Une entreprise n’est pas une organisation isolée. Elle intervient dans un environnement général et complexe avec un nombre important d’acteurs ayant une incidence forte sur son avenir et les décisions de gestion des employeurs. Parmi ces différents protagonistes, nous retrouvons notamment les actionnaires, l’Etat, les banques, les concurrents, les clients et fournisseurs.

L’analyse des enjeux économiques et sociaux d’une entreprise doit donc être réalisée à un périmètre beaucoup plus large que celui de la simple organisation.

L’introduction en 2013 dans le cadre de la Loi de Sécurisation de l’Emploi (LSE) de la consultation annuelle obligatoire du Comité d’Entreprise sur les orientations stratégiques devait permettre aux représentants des salariés d’être davantage associés aux décisions stratégiques prises par les employeurs.

Néanmoins, les élus de CE/CSE rencontrent aujourd’hui plusieurs difficultés :

  • D’une part, le contenu des BDES (Base de Données Economiques et Sociales) est généralement famélique (et ce lorsque la BDES est mise en place, ce qui n’est aujourd’hui pas toujours le cas malgré l’obligation légale depuis 2014).

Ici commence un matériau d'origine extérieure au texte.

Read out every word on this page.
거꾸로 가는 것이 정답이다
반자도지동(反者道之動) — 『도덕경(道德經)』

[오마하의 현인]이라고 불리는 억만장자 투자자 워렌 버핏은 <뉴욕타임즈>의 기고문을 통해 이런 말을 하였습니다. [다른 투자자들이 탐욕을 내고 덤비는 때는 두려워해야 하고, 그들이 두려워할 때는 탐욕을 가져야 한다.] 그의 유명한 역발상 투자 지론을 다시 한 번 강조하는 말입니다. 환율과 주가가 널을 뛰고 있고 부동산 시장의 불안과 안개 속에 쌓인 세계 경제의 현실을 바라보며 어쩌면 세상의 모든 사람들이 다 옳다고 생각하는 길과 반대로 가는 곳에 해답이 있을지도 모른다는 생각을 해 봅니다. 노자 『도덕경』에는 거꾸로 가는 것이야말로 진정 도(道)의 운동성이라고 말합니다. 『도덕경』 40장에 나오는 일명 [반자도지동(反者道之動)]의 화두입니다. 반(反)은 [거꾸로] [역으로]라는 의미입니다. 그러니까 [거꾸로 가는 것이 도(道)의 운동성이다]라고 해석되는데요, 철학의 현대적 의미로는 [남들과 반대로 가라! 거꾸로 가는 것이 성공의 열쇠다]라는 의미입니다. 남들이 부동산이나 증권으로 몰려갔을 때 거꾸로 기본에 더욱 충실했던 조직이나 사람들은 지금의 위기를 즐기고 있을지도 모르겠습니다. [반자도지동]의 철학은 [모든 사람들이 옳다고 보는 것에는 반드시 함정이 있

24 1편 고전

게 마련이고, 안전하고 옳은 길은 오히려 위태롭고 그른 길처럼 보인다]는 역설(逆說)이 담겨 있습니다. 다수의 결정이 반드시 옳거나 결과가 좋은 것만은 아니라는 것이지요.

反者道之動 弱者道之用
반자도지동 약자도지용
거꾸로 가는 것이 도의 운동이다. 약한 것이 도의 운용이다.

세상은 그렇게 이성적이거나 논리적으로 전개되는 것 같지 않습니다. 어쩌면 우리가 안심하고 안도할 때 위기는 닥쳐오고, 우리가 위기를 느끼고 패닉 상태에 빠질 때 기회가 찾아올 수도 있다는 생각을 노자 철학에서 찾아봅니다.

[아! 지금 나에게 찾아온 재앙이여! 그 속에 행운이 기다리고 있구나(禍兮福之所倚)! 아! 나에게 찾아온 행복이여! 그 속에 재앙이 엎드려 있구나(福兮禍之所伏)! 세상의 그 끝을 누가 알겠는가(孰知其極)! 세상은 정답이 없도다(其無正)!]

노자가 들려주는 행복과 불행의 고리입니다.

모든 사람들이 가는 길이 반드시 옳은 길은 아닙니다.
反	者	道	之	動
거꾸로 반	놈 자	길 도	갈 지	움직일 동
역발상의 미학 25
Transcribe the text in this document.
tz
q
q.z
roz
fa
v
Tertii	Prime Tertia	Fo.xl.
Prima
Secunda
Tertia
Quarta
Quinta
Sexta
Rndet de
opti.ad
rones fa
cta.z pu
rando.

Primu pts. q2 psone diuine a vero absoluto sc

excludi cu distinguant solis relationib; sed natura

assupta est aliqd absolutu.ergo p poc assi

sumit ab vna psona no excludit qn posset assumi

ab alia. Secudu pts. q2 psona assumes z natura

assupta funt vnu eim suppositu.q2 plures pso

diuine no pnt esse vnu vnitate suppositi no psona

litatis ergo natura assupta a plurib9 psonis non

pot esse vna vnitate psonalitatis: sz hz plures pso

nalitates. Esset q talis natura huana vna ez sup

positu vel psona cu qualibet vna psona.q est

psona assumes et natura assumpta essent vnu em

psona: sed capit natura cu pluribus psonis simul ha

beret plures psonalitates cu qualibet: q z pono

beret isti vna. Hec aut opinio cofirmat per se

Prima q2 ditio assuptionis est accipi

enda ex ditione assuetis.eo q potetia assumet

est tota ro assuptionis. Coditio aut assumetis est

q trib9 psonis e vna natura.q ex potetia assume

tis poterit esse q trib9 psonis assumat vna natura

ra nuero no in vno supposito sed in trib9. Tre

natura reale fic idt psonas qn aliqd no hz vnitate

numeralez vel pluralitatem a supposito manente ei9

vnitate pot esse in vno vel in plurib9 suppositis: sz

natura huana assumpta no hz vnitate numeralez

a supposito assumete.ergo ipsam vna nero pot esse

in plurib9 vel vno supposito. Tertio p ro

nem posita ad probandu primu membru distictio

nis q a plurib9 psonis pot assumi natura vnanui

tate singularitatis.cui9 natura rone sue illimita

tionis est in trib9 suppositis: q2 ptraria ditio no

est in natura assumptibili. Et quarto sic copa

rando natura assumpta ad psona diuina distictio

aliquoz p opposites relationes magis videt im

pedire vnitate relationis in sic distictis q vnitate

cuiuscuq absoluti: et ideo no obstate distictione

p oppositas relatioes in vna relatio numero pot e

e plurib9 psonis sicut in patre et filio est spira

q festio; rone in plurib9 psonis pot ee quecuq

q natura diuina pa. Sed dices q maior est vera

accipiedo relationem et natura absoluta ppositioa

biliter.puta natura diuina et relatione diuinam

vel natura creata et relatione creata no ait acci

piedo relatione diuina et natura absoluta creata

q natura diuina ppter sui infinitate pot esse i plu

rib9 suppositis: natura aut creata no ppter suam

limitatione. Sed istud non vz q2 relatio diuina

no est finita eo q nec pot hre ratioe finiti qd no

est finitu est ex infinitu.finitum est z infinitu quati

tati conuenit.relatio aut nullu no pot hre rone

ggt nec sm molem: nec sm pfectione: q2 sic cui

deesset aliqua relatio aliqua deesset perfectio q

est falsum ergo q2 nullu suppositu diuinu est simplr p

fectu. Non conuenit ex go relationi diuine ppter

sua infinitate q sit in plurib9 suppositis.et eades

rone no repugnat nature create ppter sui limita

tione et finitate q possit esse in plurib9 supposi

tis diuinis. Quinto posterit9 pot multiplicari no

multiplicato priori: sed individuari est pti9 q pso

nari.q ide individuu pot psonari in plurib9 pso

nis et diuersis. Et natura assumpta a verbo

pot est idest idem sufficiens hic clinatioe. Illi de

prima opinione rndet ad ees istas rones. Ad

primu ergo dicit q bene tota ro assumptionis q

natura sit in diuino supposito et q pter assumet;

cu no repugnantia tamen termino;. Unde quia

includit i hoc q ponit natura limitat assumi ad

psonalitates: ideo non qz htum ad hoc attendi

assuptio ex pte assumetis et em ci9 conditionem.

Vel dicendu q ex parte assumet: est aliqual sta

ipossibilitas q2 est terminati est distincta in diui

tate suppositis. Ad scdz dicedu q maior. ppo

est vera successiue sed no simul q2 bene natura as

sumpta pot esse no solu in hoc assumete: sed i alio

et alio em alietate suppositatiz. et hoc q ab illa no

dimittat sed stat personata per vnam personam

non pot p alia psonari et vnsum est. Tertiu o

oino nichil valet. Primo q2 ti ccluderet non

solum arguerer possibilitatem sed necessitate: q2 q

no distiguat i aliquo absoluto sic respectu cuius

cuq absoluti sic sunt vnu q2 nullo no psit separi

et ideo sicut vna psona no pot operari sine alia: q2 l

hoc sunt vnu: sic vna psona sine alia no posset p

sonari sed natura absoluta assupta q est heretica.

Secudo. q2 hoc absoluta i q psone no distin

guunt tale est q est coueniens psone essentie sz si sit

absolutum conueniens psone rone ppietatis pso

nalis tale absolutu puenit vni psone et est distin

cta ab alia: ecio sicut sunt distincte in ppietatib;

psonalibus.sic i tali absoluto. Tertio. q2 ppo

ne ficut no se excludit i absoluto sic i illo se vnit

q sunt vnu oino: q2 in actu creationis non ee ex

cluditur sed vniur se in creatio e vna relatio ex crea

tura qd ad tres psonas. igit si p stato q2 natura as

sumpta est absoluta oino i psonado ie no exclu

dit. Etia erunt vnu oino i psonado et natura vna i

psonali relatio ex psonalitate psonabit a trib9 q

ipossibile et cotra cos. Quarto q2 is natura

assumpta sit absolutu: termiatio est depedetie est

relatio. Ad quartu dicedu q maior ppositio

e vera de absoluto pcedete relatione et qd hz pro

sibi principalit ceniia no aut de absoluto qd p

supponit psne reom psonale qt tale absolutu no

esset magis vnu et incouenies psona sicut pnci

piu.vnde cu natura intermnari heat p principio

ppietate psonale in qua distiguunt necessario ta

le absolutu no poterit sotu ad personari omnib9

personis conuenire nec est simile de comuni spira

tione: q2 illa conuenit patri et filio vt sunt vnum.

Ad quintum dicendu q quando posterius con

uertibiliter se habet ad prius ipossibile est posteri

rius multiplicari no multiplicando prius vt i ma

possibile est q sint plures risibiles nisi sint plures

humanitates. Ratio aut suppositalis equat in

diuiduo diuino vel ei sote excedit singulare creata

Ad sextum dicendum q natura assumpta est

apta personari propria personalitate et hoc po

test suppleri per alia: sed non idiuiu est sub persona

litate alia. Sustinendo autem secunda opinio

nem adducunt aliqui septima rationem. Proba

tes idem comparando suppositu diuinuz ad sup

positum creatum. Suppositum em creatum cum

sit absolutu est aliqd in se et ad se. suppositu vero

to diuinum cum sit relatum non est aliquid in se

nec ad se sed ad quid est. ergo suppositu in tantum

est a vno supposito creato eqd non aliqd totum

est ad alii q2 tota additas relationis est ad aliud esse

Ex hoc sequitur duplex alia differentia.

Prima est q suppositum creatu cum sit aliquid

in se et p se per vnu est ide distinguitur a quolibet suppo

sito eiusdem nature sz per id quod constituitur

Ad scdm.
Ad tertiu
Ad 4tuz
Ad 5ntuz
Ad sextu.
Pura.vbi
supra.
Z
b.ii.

De plus, les données ne sont quasiment jamais projetées à horizon trois ans comme le prévoit le Code du travail.
  • D’autre part, les employeurs ne communiquent qu’avec parcimonie les informations relatives au Groupe d’appartenance de l’entreprise (comptes consolidés, comptes statutaires de la société mère). Pour autant, la compréhension de la santé générale du Groupe est primordiale et les interactions financières et sociales entre entités sont nombreuses (dividendes, redevances Groupe, frais de marque, refacturation de frais généraux, mise à disposition de salariés, etc.).
  • Enfin, l’expert du CE/CSE (lorsqu’il est mandaté) se heurte souvent au refus de l’employeur, arguant du fait que la société-mère ou la filiale ne fait pas partie de son périmètre d’analyse.

Une jurisprudence récente (Cour de cassation – chambre sociale du 5 février 2020 n°18-24. 174 F-D) vient renforcer les prérogatives de l’expert en matière d’accès à l’information concernant notamment les comptes de la maison-mère. Elle rappelle également que l’expert du CE/CSE est le seul à même de juger de l’utilité des documents demandés dans le cadre de sa mission.

Ci-dessous un résumé de la décision de la Chambre sociale de la Cour de cassation du 5 février 2020 :

« Dans le cadre de la consultation sur les orientations stratégiques de l'entreprise, le comité d’entreprise peut se faire assister de l'expert-comptable de son choix. A cet égard, il appartient au seul expert-comptable, qui a accès aux mêmes documents que le commissaire aux comptes, d'apprécier les documents utiles à sa mission, lesquels peuvent concerner le ou les groupes auxquels appartient l’entreprise. Dès lors que la société-mère détient 60 % des parts d'une filiale, l’expert saisi d’une demande relative aux orientations stratégiques de cette dernière peut avoir accéder aux comptes et documents prévisionnels de la société-mère (Cass. soc. 5-2-2020 n° 18-24.174 F-D). »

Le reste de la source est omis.